- Directed by: Shyam Swarnlata Dhanorkar
- Written by: Shashank Kewale
- Screenplay by: Shashank Kewale
- Starring: Avinash Masurekar; Renuka Shahane; Tushar Dalvi; Aaroh Velankar; Deepali Muchrikar;
- Cinematography: Navneet Misar
- Edited by: Anant Kamat
- Music by: Vikas Bhatavdekar Pankaj Padghan
- Release date: 30 October 2015;
- Country: India
- Language: Marathi

= Te Aath Diwas =

Te Aath Diwas is an Indian Marathi language film directed by Shyam Swarnlata Dhanorkar. The film starring Avinash Masurekar, Renuka Shahane, Tushar Dalvi and Deepali Muchrikar. Music by Vikas Bhatavdekar and Pankaj Padghan. The film was released on 30 October 2015.

== Synopsis ==
A woman leaves her one-year-old daughter to pursue her career in the USA. Things take a turn when she decides to return after eighteen long years to be a part of her daughter's wedding.

== Cast ==
- Renuka Shahane as Vasundhara
- Tushar Dalvi as Sudhakar
- Aaroh Velankar as Shrirang
- Deepali Muchrikar as Praju
- Avinash Masurekar as Aaba
- Sunil Joshi
- Atul Todankar
- Meena Sonavane
- Abhilasha Patil
- Suhasini Paranjpe

==Soundtrack==

Track listing
| No. | Title | Singer(s) | Length |
|---|---|---|---|
| 1. | "Aika Ho Aika" | Vikas Bhatwadekar | 3:52 |
| 2. | "Aika Ho Aika (Mother)" | Vikas Bhatwadekar | 2:10 |
| Total length: |  |  | 6:02 |

== Critical reception ==
Te Aath Divas movie received mixed reviews from critics.

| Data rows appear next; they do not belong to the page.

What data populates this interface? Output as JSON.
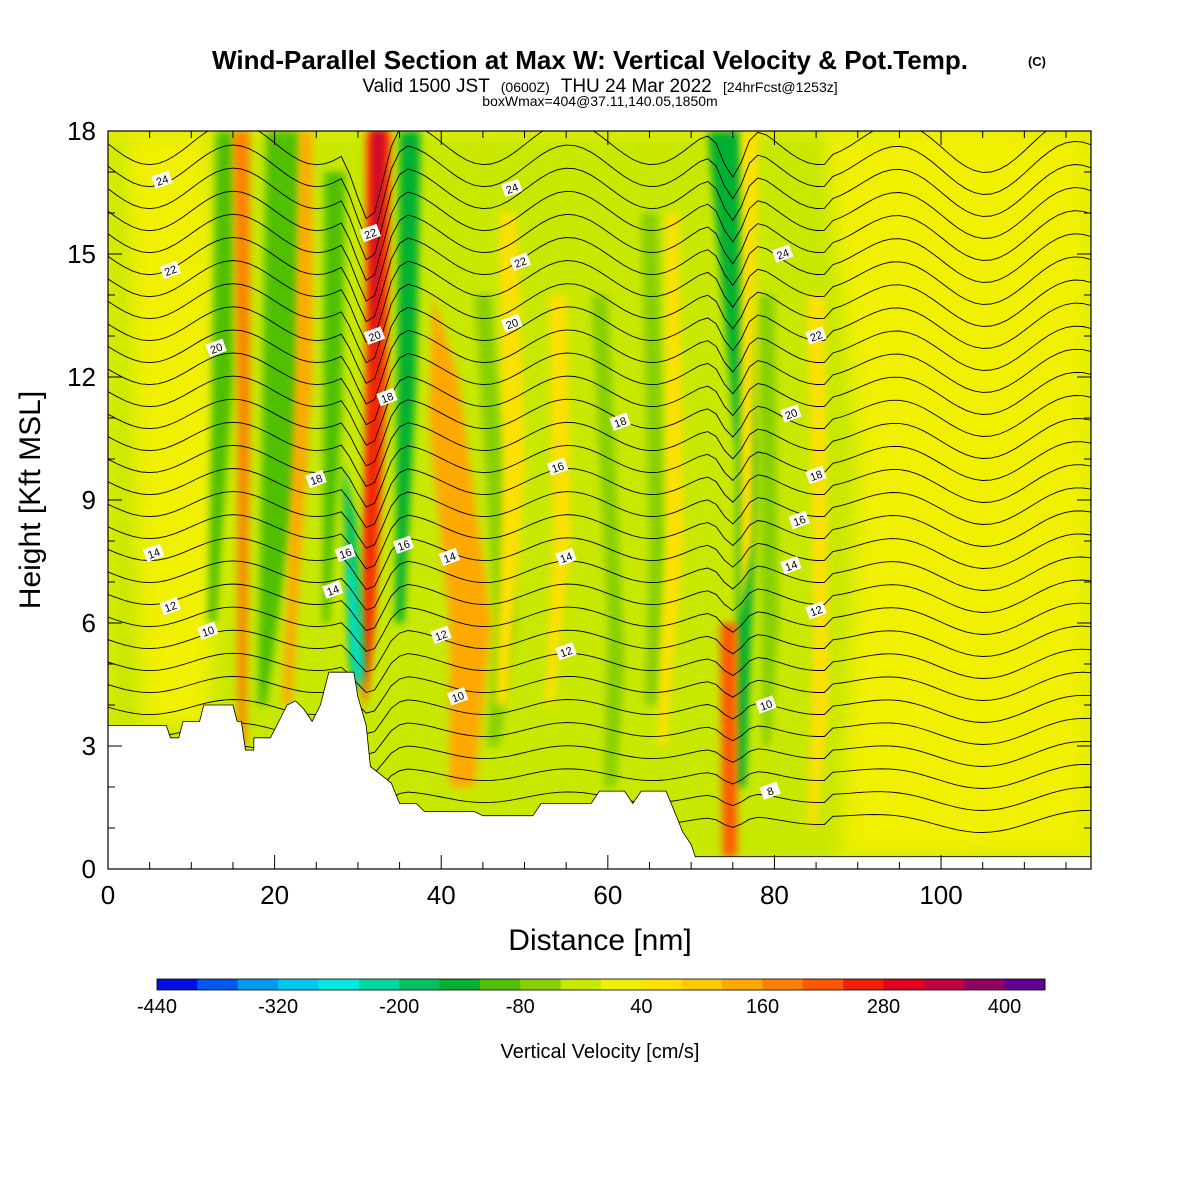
{
  "titles": {
    "main": "Wind-Parallel Section at Max W: Vertical Velocity & Pot.Temp.",
    "copyright": "(C)",
    "valid_prefix": "Valid 1500 JST",
    "valid_utc": "(0600Z)",
    "valid_date": "THU 24 Mar 2022",
    "forecast": "[24hrFcst@1253z]",
    "box": "boxWmax=404@37.11,140.05,1850m"
  },
  "chart_data": {
    "type": "heatmap",
    "title": "Wind-Parallel Section at Max W: Vertical Velocity & Pot.Temp.",
    "xlabel": "Distance [nm]",
    "ylabel": "Height [Kft MSL]",
    "xlim": [
      0,
      118
    ],
    "ylim": [
      0,
      18
    ],
    "x_ticks": [
      0,
      20,
      40,
      60,
      80,
      100
    ],
    "y_ticks": [
      0,
      3,
      6,
      9,
      12,
      15,
      18
    ],
    "colorbar": {
      "label": "Vertical Velocity [cm/s]",
      "levels": [
        -440,
        -400,
        -360,
        -320,
        -280,
        -240,
        -200,
        -160,
        -120,
        -80,
        -40,
        0,
        40,
        80,
        120,
        160,
        200,
        240,
        280,
        320,
        360,
        400,
        440
      ],
      "tick_labels": [
        -440,
        -320,
        -200,
        -80,
        40,
        160,
        280,
        400
      ],
      "colors": [
        "#0010e0",
        "#0058f0",
        "#0098f0",
        "#00c8f0",
        "#00e8e0",
        "#00d8a0",
        "#00c060",
        "#00b030",
        "#50c000",
        "#88d000",
        "#c8e800",
        "#f0f000",
        "#ffe000",
        "#ffc800",
        "#ffa800",
        "#ff8000",
        "#ff5800",
        "#f02000",
        "#e00020",
        "#c00040",
        "#900060",
        "#600090"
      ]
    },
    "background_level": "0 to 40 cm/s",
    "terrain_kft": [
      [
        0,
        3.5
      ],
      [
        7,
        3.5
      ],
      [
        7.5,
        3.2
      ],
      [
        8.5,
        3.2
      ],
      [
        9,
        3.6
      ],
      [
        11,
        3.6
      ],
      [
        11.5,
        4.0
      ],
      [
        15,
        4.0
      ],
      [
        15.5,
        3.6
      ],
      [
        16,
        3.6
      ],
      [
        16.5,
        2.9
      ],
      [
        17.5,
        2.9
      ],
      [
        17.5,
        3.2
      ],
      [
        19.5,
        3.2
      ],
      [
        20.5,
        3.6
      ],
      [
        21.5,
        4.0
      ],
      [
        22.5,
        4.1
      ],
      [
        23.5,
        3.9
      ],
      [
        24.5,
        3.6
      ],
      [
        25.5,
        4.0
      ],
      [
        26.5,
        4.8
      ],
      [
        29.5,
        4.8
      ],
      [
        30,
        4.2
      ],
      [
        31,
        3.5
      ],
      [
        31.5,
        2.5
      ],
      [
        34,
        2.1
      ],
      [
        35,
        1.6
      ],
      [
        37,
        1.6
      ],
      [
        38,
        1.4
      ],
      [
        44,
        1.4
      ],
      [
        45,
        1.3
      ],
      [
        51,
        1.3
      ],
      [
        52,
        1.6
      ],
      [
        58,
        1.6
      ],
      [
        59,
        1.9
      ],
      [
        62,
        1.9
      ],
      [
        63,
        1.6
      ],
      [
        64,
        1.9
      ],
      [
        67,
        1.9
      ],
      [
        68,
        1.4
      ],
      [
        69,
        0.9
      ],
      [
        70,
        0.6
      ],
      [
        70.5,
        0.3
      ],
      [
        118,
        0.3
      ]
    ],
    "isentropes_C": [
      8,
      10,
      12,
      14,
      16,
      18,
      20,
      22,
      24
    ],
    "contour_labels": [
      {
        "text": "24",
        "x": 6.5,
        "y": 16.8
      },
      {
        "text": "22",
        "x": 7.5,
        "y": 14.6
      },
      {
        "text": "20",
        "x": 13,
        "y": 12.7
      },
      {
        "text": "14",
        "x": 5.5,
        "y": 7.7
      },
      {
        "text": "12",
        "x": 7.5,
        "y": 6.4
      },
      {
        "text": "10",
        "x": 12,
        "y": 5.8
      },
      {
        "text": "18",
        "x": 25,
        "y": 9.5
      },
      {
        "text": "14",
        "x": 27,
        "y": 6.8
      },
      {
        "text": "16",
        "x": 28.5,
        "y": 7.7
      },
      {
        "text": "22",
        "x": 31.5,
        "y": 15.5
      },
      {
        "text": "20",
        "x": 32,
        "y": 13.0
      },
      {
        "text": "18",
        "x": 33.5,
        "y": 11.5
      },
      {
        "text": "16",
        "x": 35.5,
        "y": 7.9
      },
      {
        "text": "14",
        "x": 41,
        "y": 7.6
      },
      {
        "text": "12",
        "x": 40,
        "y": 5.7
      },
      {
        "text": "10",
        "x": 42,
        "y": 4.2
      },
      {
        "text": "24",
        "x": 48.5,
        "y": 16.6
      },
      {
        "text": "22",
        "x": 49.5,
        "y": 14.8
      },
      {
        "text": "20",
        "x": 48.5,
        "y": 13.3
      },
      {
        "text": "16",
        "x": 54,
        "y": 9.8
      },
      {
        "text": "14",
        "x": 55,
        "y": 7.6
      },
      {
        "text": "12",
        "x": 55,
        "y": 5.3
      },
      {
        "text": "18",
        "x": 61.5,
        "y": 10.9
      },
      {
        "text": "24",
        "x": 81,
        "y": 15.0
      },
      {
        "text": "22",
        "x": 85,
        "y": 13.0
      },
      {
        "text": "20",
        "x": 82,
        "y": 11.1
      },
      {
        "text": "18",
        "x": 85,
        "y": 9.6
      },
      {
        "text": "16",
        "x": 83,
        "y": 8.5
      },
      {
        "text": "14",
        "x": 82,
        "y": 7.4
      },
      {
        "text": "12",
        "x": 85,
        "y": 6.3
      },
      {
        "text": "10",
        "x": 79,
        "y": 4.0
      },
      {
        "text": "8",
        "x": 79.5,
        "y": 1.9
      }
    ],
    "features": [
      {
        "kind": "updraft",
        "x_base": 31,
        "x_top": 33,
        "peak_cms": 404
      },
      {
        "kind": "downdraft",
        "x": 29.5,
        "y_range": [
          4.5,
          9
        ],
        "min_cms": -300
      },
      {
        "kind": "updraft-band",
        "x_base": 16,
        "x_top": 17,
        "max_cms": 160
      },
      {
        "kind": "updraft-band",
        "x_base": 40,
        "x_top": 46,
        "max_cms": 160
      },
      {
        "kind": "updraft",
        "x_base": 74,
        "x_top": 75,
        "max_cms": 240
      }
    ]
  }
}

Ganesh Matkari of Pune Mirror wrote "All said and done, Te Aath Divas is not a bad film, but a film without ambition. In spite of the thought provoking material, it is happy to deliver a moderate result, and a predictable one". Soumitra Pote of Maharashtra Times gave the film 2.5 stars out of 5 and wrote "Overall, the concept is good. If it could have been painted with such fine thought, te aath diwas would have been unforgettable". Raj Chinchankar of Lokmat Says"There is no sloppiness anywhere in it. Of course the credit has to be given to the story, screenplay, dialogue Shashank Kewale and director Shyam Dhanorkar". A Reviewer of Zee Talkies wrote "If you are keen to watch a family entertainer, ‘Te Aath Divas’ is the right choice. Try not keeping very high expectations from this film though".